4. Review the Summary table and Key Observations — update assessments if ratios have changed significantly.
## Architecture
```
Infrastructure/
PortAllocator.cs # Ephemeral port allocation (bind to port 0)
DotNetServerProcess.cs # Builds + launches NATS.Server.Host
GoServerProcess.cs # Builds + launches golang/nats-server
CoreServerPairFixture.cs # IAsyncLifetime: Go + .NET servers for core tests
JetStreamServerPairFixture # IAsyncLifetime: Go + .NET servers with JetStream
MqttServerFixture.cs # IAsyncLifetime: .NET server with MQTT + JetStream
TlsServerFixture.cs # IAsyncLifetime: .NET server with TLS
WebSocketServerFixture.cs # IAsyncLifetime: .NET server with WebSocket
Collections.cs # xUnit collection definitions
Harness/
BenchmarkResult.cs # Result record (msg/s, MB/s, latencies)
LatencyTracker.cs # Pre-allocated sample buffer, percentile math
BenchmarkRunner.cs # Warmup + timed measurement loop
BenchmarkResultWriter.cs # Formats side-by-side comparison output
```
Server pair fixtures start both servers once per xUnit collection and expose `CreateGoClient()` / `CreateDotNetClient()` factory methods.
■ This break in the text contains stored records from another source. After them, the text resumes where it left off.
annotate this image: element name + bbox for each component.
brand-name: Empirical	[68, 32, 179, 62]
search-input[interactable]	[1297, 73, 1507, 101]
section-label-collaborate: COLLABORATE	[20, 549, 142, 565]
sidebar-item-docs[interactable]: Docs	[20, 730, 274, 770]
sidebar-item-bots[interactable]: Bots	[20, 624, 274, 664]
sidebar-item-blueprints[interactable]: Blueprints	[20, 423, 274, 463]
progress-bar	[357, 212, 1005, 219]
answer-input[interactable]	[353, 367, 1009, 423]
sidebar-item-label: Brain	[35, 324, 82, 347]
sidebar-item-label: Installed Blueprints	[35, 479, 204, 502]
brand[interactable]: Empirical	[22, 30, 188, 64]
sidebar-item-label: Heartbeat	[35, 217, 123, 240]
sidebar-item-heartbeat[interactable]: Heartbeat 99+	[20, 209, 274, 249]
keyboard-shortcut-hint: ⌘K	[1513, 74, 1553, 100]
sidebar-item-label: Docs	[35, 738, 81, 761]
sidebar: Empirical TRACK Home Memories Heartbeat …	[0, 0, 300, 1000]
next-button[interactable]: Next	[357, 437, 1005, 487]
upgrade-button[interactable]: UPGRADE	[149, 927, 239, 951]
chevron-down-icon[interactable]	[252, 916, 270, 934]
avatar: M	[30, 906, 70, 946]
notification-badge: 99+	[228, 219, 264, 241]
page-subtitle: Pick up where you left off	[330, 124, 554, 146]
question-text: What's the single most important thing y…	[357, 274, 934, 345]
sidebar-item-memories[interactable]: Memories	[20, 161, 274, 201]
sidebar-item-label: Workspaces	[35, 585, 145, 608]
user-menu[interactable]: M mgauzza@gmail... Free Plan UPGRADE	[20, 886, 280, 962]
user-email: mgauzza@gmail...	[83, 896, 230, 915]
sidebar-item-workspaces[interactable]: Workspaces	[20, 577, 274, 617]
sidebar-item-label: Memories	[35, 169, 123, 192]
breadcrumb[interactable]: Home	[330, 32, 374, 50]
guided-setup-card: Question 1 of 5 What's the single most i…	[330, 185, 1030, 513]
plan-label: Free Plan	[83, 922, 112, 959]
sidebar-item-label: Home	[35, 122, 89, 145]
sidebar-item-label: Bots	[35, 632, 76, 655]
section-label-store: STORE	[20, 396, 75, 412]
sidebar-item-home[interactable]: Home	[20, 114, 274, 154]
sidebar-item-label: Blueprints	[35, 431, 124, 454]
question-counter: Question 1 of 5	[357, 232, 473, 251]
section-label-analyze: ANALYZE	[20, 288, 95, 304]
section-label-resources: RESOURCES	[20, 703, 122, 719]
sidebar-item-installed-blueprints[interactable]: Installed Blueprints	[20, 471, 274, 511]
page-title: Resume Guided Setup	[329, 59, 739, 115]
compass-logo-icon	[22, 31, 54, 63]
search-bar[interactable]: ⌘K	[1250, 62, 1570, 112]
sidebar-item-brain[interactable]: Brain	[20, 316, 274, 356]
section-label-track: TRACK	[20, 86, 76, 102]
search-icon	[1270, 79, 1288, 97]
Test parallelization is disabled at the assembly level (`AssemblyInfo.cs`) to prevent resource contention between collections.
## Notes
- The Go binary at `golang/nats-server/nats-server` is built automatically on first run via `go build`. Subsequent runs reuse the cached binary.
- If Go is not installed or `golang/nats-server/` does not exist, Go benchmarks are skipped and only .NET results are reported.
- JetStream tests create temporary store directories under `$TMPDIR` and clean them up on teardown.
- Message counts are intentionally conservative (2K10K per test) to keep the full suite under 2 minutes while still producing meaningful throughput ratios. For higher-fidelity numbers, increase the counts in individual test methods or the `BenchmarkRunner` configuration.